The tragedy of empire

Some recent readings I’ve done which seem connected in some undefinable way that I’ll leave to you, dear reader, to consider.

Neil Shea has a story up at American Scholar that pulls me equally into despair and anger.  It’s his observations of being embedded with an American unit in ‘central Afghanistan’.  Specifically, he writes about a platoon sergeant and his poisonous impact of the rest of the unit.

Most soldierly stupidity does not amount to crime; most soldiers never commit atrocities… I felt I was watching some of the men unravel toward serious crimes, if, in fact, they had not already committed them elsewhere in Afghanistan or Iraq. Evil or atrocity often explodes from a furnace built by the steady accretion of small, unchallenged wrongs. Some men in Destroyer platoon had been drifting that way for a long time.

were the American soldiers I had come to fear. They were men who enjoyed demolishing Afghan houses, men who shot dogs in the face. The pair who had embraced like lovers, one tenderly drawing the blade of his knife along the pale, smooth skin of his friend’s throat. There was a guy who’d let the others tie his legs open and mock-rape him, and there were several men who had boasted of plans to murder their ex-wives and former girlfriends.

After several days in the field, Shea quotes the platoon sergeant and his assessment of the unit’s mission:

“Yeah, we definitely made some Taliban out here,” he said. “It was like a week-long Taliban recruiting drive. And we had fun doing it. I love recruiting for the Taliban. It’s called job security.”

Why does COIN fail?  Not just because of leaders like this (although that’s a serious problem).  It’s the command climate that averts its eyes to this sort of behavior from its NCO and officer corps.  Either because they don’t understand, care or can’t rouse themselves to do their jobs properly, these soldiers don’t just recruit for the Taliban, they risk the lives of their fellow soldiers and the mission.

As a former senior NCO, this article makes my blood boil.  We’ve seen events like abu Ghraib, the Kill Team, the Haditha killings and, given that these came to light more due to dumb luck than anything else, must assume that there are more we’ll never know about.  If we want to prevent things like that from happening again we need to put a stop to activity like that of ‘Destroyer platoon’ before it spirals out of control.  And if the officers and NCOs aren’t up to that task, they need to be handed their walking papers as the military doesn’t need their type.
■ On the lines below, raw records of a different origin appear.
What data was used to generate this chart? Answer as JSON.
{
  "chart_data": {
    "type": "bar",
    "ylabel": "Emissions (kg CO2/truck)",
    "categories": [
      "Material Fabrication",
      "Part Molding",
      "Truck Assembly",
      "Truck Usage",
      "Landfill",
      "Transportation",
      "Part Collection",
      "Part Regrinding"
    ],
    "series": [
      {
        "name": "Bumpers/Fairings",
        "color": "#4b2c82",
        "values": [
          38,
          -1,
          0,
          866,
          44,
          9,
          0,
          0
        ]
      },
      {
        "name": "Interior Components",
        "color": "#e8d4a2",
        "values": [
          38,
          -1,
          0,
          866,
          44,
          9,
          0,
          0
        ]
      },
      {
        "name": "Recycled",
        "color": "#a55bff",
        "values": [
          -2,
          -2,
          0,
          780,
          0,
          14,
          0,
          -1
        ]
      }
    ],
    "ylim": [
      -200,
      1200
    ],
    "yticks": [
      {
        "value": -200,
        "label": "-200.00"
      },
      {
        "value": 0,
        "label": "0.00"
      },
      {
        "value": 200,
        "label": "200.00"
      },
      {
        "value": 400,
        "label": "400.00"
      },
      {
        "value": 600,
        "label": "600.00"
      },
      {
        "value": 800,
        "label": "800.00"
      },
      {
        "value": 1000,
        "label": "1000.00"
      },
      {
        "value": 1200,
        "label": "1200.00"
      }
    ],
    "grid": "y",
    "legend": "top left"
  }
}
In it’s continuing War on Terror, the NYPD apparently decided that, in order to keep the Big Apple safe, it would have to infiltrate and track ‘liberal political’ organizations.  Part of this involved getting the NYPD to pay an officer to go down to New Orleans in 2008 to attend a ‘People’s Summit’ conference (*cough* junket! *cough*).  You can view one of the intelligence reports from this program here.  I’d love to hear some sort of defense of this.  I can see nothing here but  possible (being very generous) activity that might involve routine criminal activity generated from demonstrations which should be well within the capability of a department like NYPD to handle without the Stasi act.

Also interesting to note is the continual backpedaling of the NYPD.  First they claimed that all this sort of activity stopped around 2004 (with the Republican National Convention).  Oh, but that didn’t count the ‘demographics unit’ that tracked those scary brown people in New Jersey and elsewhere.  That supposedly ended in 2006.  So why do some of these documents refer to events in 2008?

Nothing to see here…move along.

Jane Harman has an article up at Foreign Policy about four unresolved problems involving the intelligence community here in the U.S.  Just one reminder:  It’s 2012 and we STILL haven’t figured out what to do about Gitmo.

Finally, just to show that we aren’t the first empire to have problems.  Smithsonian has a piece up about the Ottoman Empire’s tradition of fratricide within the ruling family and proclivity for capital punishment.  It wasn’t all straightforward though.  It seems like we know where Stephen King may have gotten one of his ideas:

For a grand vizier, however, there was still a chance: as soon as the death sentence was passed, the condemned man would be allowed to run as fast as he was able the 300 yards or so from the palace, through the gardens, and down to the Fish Market Gate on the southern side of the palace complex…

If the deposed vizier reached the Fish Market Gate before the head gardener, his sentence was commuted to mere banishment. But if the condemned man found the bostanci basha waiting for him at the gate, he was summarily executed and his body hurled into the sea.